We have a friend named Jesus. We weren’t ignorant of risks or realities or possibilities. But we were not afraid. And we still aren’t. We know where we stand and we will make it.
All the way home.

And we won’t have to ask where that is located . . . in this language or any other. We’ll just know.

Monday, January 26, 2015

What's Next?

According to John Lennon (or Allen Saunders, depending on whom you ask), “Life is what happens to you while you’re busy making other plans.”

I just spent some time visiting with my parents at their house. I’m blessed to still have them around and love stopping by to have chats with them when I’m out running errands. Dan and I are planning to move into a nearby condo in several months, so I was talking with them about the many, many times we’ve moved over the last fifty-plus years. As I was driving home I was thinking about my life, and I thought that I might paraphrase the Lennon/Saunders quote to say, “Life is what happens to you while you’re waiting for the next big milepost to come along.”

That’s how I grew up. We moved an amazing number of times in my childhood (the life of a preacher’s / missionary’s family), but that never really phased me. What I was always looking forward to was the next big milestone: starting primary school in Africa; entering junior high school back in Florida; graduating high school; graduating college; starting my career; getting my first apartment; getting married; having a child. And along the way, I lived for every other first or next step or next achievement. I was always looking ahead at what came next. I was never satisfied with where I was.

Not only have I wasted time looking down the road, but I’ve spent too much emotional energy defining myself by other people’s titles or definitions of me. For example, when my family was meeting someone new, my parents would always introduce me as their “oldest” daughter or child. That registered deeply with me, making me feel a huge responsibility for the rest of the kids in our family. Not a bad thing, but definitely a label that stuck. And through the years I accepted other labels--professional, personal, societal--that defined me, some positively, some negatively.

Likewise, whenever I meet people and they ask, “What do you do?” I have always felt defined by my current job title, whatever that might be. I left my full-time teaching position when my child was three and both of Dan’s children were living at home; I decided that being a full-time mom was the most important thing that I could be doing. But suddenly, answering that question with, “I’m a full-time mom,” began eliciting the most condescending responses from the people asking the question . . . “Good for you; I’m sure you find it rewarding.” “Well, aren’t they lucky to have you there all the time.” As if all I was doing was sitting in the living room, waiting for them to ring a bell to call me to bring their toast. Seriously.

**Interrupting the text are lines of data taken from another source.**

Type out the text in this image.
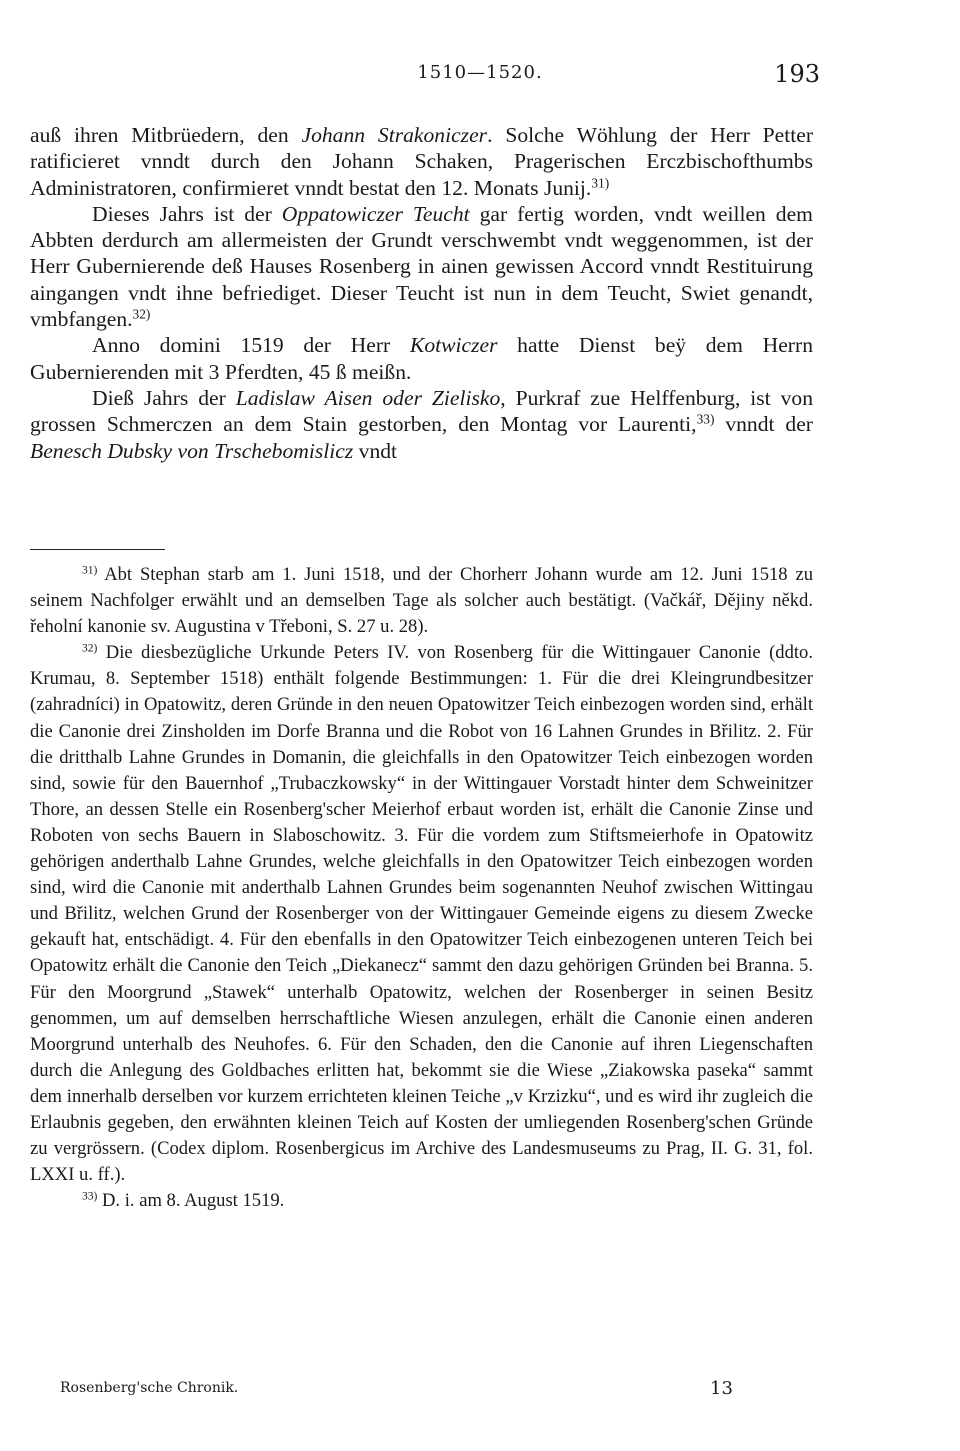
1510—1520.	193

auß ihren Mitbrüedern, den Johann Strakoniczer. Solche Wöhlung der Herr Petter ratificieret vnndt durch den Johann Schaken, Pragerischen Erczbischofthumbs Administratoren, confirmieret vnndt bestat den 12. Monats Junij.$^{31)}$

Dieses Jahrs ist der Oppatowiczer Teucht gar fertig worden, vndt weillen dem Abbten derdurch am allermeisten der Grundt verschwembt vndt weggenommen, ist der Herr Gubernierende deß Hauses Rosenberg in ainen gewissen Accord vnndt Restituirung aingangen vndt ihne befriediget. Dieser Teucht ist nun in dem Teucht, Swiet genandt, vmbfangen.$^{32)}$

Anno domini 1519 der Herr Kotwiczer hatte Dienst beÿ dem Herrn Gubernierenden mit 3 Pferdten, 45 ß meißn.

Dieß Jahrs der Ladislaw Aisen oder Zielisko, Purkraf zue Helffenburg, ist von grossen Schmerczen an dem Stain gestorben, den Montag vor Laurenti,$^{33)}$ vnndt der Benesch Dubsky von Trschebomislicz vndt

$^{31)}$ Abt Stephan starb am 1. Juni 1518, und der Chorherr Johann wurde am 12. Juni 1518 zu seinem Nachfolger erwählt und an demselben Tage als solcher auch bestätigt. (Vačkář, Dějiny někd. řeholní kanonie sv. Augustina v Třeboni, S. 27 u. 28).

$^{32)}$ Die diesbezügliche Urkunde Peters IV. von Rosenberg für die Wittingauer Canonie (ddto. Krumau, 8. September 1518) enthält folgende Bestimmungen: 1. Für die drei Kleingrundbesitzer (zahradníci) in Opatowitz, deren Gründe in den neuen Opatowitzer Teich einbezogen worden sind, erhält die Canonie drei Zinsholden im Dorfe Branna und die Robot von 16 Lahnen Grundes in Břilitz. 2. Für die dritthalb Lahne Grundes in Domanin, die gleichfalls in den Opatowitzer Teich einbezogen worden sind, sowie für den Bauernhof „Trubaczkowsky“ in der Wittingauer Vorstadt hinter dem Schweinitzer Thore, an dessen Stelle ein Rosenberg'scher Meierhof erbaut worden ist, erhält die Canonie Zinse und Roboten von sechs Bauern in Slaboschowitz. 3. Für die vordem zum Stiftsmeierhofe in Opatowitz gehörigen anderthalb Lahne Grundes, welche gleichfalls in den Opatowitzer Teich einbezogen worden sind, wird die Canonie mit anderthalb Lahnen Grundes beim sogenannten Neuhof zwischen Wittingau und Břilitz, welchen Grund der Rosenberger von der Wittingauer Gemeinde eigens zu diesem Zwecke gekauft hat, entschädigt. 4. Für den ebenfalls in den Opatowitzer Teich einbezogenen unteren Teich bei Opatowitz erhält die Canonie den Teich „Diekanecz“ sammt den dazu gehörigen Gründen bei Branna. 5. Für den Moorgrund „Stawek“ unterhalb Opatowitz, welchen der Rosenberger in seinen Besitz genommen, um auf demselben herrschaftliche Wiesen anzulegen, erhält die Canonie einen anderen Moorgrund unterhalb des Neuhofes. 6. Für den Schaden, den die Canonie auf ihren Liegenschaften durch die Anlegung des Goldbaches erlitten hat, bekommt sie die Wiese „Ziakowska paseka“ sammt dem innerhalb derselben vor kurzem errichteten kleinen Teiche „v Krzizku“, und es wird ihr zugleich die Erlaubnis gegeben, den erwähnten kleinen Teich auf Kosten der umliegenden Rosenberg'schen Gründe zu vergrössern. (Codex diplom. Rosenbergicus im Archive des Landesmuseums zu Prag, II. G. 31, fol. LXXI u. ff.).

$^{33)}$ D. i. am 8. August 1519.

Rosenberg'sche Chronik.	13
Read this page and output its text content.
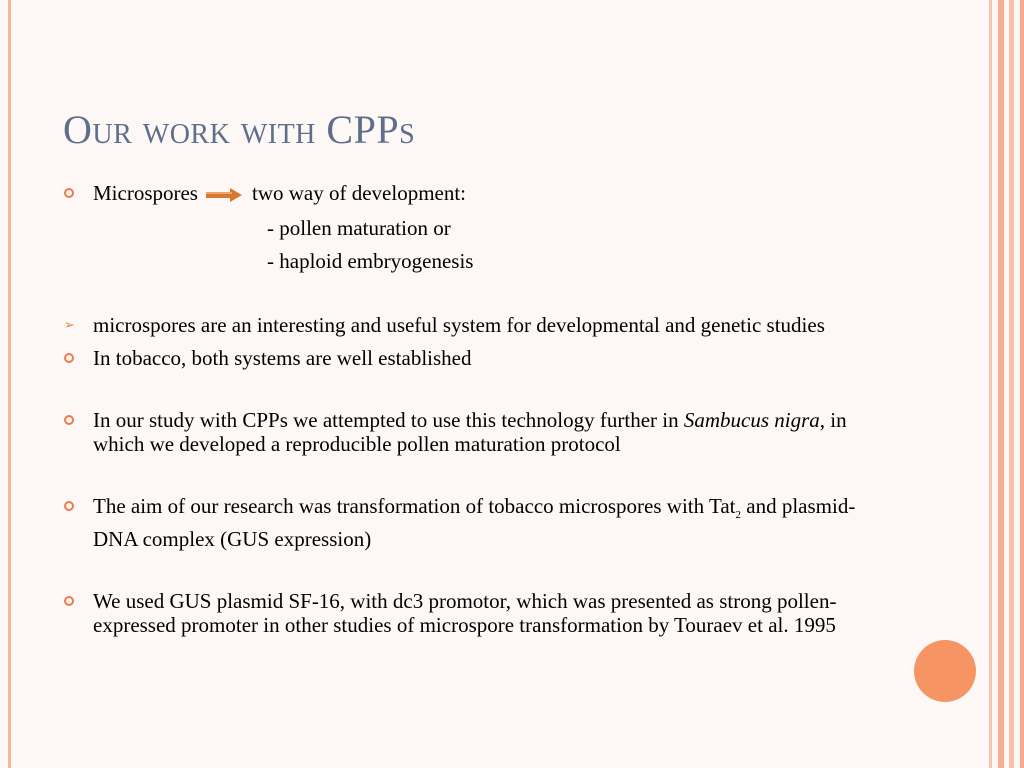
Our work with CPPs
Microspores	two way of development:
- pollen maturation or
- haploid embryogenesis
➢ microspores are an interesting and useful system for developmental and genetic studies
In tobacco, both systems are well established
In our study with CPPs we attempted to use this technology further in Sambucus nigra, in which we developed a reproducible pollen maturation protocol
The aim of our research was transformation of tobacco microspores with Tat$_2$ and plasmid-DNA complex (GUS expression)
We used GUS plasmid SF-16, with dc3 promotor, which was presented as strong pollen-expressed promoter in other studies of microspore transformation by Touraev et al. 1995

I have a friend who is a full-time mother and homemaker. I was delighted when I heard someone ask her a few years ago, “So what do you do?” She beamed as she responded heartily, “Oh, honey, I do LOTS of things!” And she does! (Don’t we all!?!)

Here’s my point: Life is too short to be waiting for something else to happen or for someone else to approve you for you to find fulfillment in life right where you are.

It’s that simple. There is nothing worth waiting for—no certificate, degree, or title—before making a difference in this world. Every one of us is valuable right this minute, and right this minute is a good time to get started with whatever it is that you want to do.


“If you remain in me and my words remain in you, ask whatever you wish, and it will be done for you. This is to my Father’s glory, that you bear much fruit, showing yourselves to be my disciples” (John 15:7-8).